Elizabeth Shoughro sat on one of the 2 1/2-foot-wide canvass cots, shaking her head as she surveyed the room. The 83-year-old woman said her sixth-floor apartment off New Orleans' City Park neighborhood never faced any real danger, but she had to heed the evacuation.
"It's terrible, it really is," she said, her cot clustered with those of two other women in a triangle of protection. She gazed at a line of women waiting to change in a single room on one side of the cavernous warehouse.

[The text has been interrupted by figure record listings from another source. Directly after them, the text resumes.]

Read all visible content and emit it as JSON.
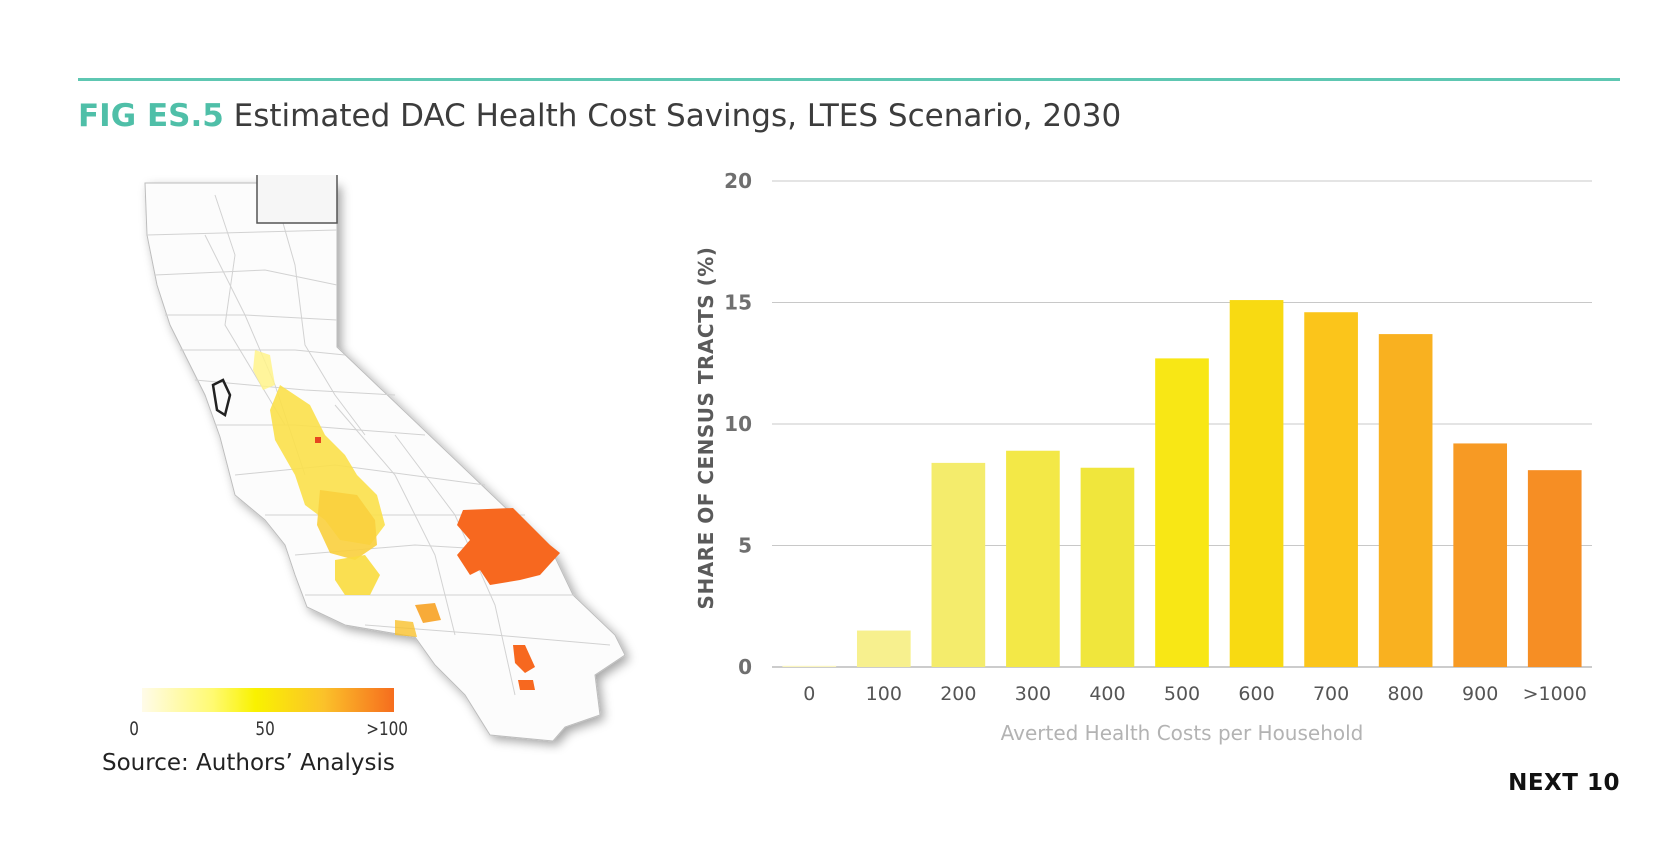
{
  "figure": {
    "id": "FIG ES.5",
    "title": "Estimated DAC Health Cost Savings, LTES Scenario, 2030"
  },
  "map": {
    "legend": {
      "labels": [
        "0",
        "50",
        ">100"
      ]
    },
    "source": "Source: Authors’ Analysis"
  },
  "brand": "NEXT 10",
  "chart_data": {
    "type": "bar",
    "categories": [
      "0",
      "100",
      "200",
      "300",
      "400",
      "500",
      "600",
      "700",
      "800",
      "900",
      ">1000"
    ],
    "values": [
      0.05,
      1.5,
      8.4,
      8.9,
      8.2,
      12.7,
      15.1,
      14.6,
      13.7,
      9.2,
      8.1
    ],
    "colors": [
      "#fbf6c0",
      "#f7f08e",
      "#f4ec6c",
      "#f3e847",
      "#f0e63c",
      "#f8e715",
      "#f8da12",
      "#fbc51b",
      "#f9b120",
      "#f79a24",
      "#f68e24"
    ],
    "title": "",
    "xlabel": "Averted Health Costs per Household",
    "ylabel": "SHARE OF CENSUS TRACTS (%)",
    "ylim": [
      0,
      20
    ],
    "yticks": [
      0,
      5,
      10,
      15,
      20
    ],
    "grid": true
  }
}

"I don't feel safe enough to change here. If I reek, it's too bad."
Her 81-year-old friend said she left her purse behind at one of the portable toilets outside the facility, and when she went to retrieve it, $144 and her credit cards and identification were gone.
"I'd give you my name," she said. "But I'm afraid it will help someone steal my identity."
Doug Hubbart, a spokesman with the Louisiana Department of Social Services said the only law enforcement problems at the Shreveport shelter were petty thefts and a handful of minor fights. But that did not stop rumors from circulating that a young girl had been molested. State police declined to comment, and a spokesman for Shreveport police could not be reached Tuesday afternoon.
Hubbart said the incident did not take place. He was more concerned with the mood of the evacuees. He said the shelter was designed to provide basic needs without federal help for five days. With the five-day window closing Wednesday, he was now seeking additional services.
"Portable showers are en route from Jackson," he said. "They should be here today, but the bad weather is holding them up. I don't know where they are going to put them. It's probably going to be outside."
Entrepreneurs were trying to take up the slack. One man drove up in a gleaming tour bus and offered evacuees a ride to the local Wal-Mart for $3. Another woman handed fliers to evacuees, advertising a few rooms in her house at "affordable rates."
Mike Watson, 49, begged patience of his wife and three daughters, even though he was running out of it himself.
The construction worker said he would have stayed behind in New Orleans if not for his family. On the bus, he considered leaving the city for good. Now, he said, he will go back with a sharp eye on hurricane season.
"There's other storms out there, but what can we do but make decisions when they come?" he said. "All I know is I'm dying to get back home. I got a few jobs to finish. I got a house to build. And when I finish that one off, I got another."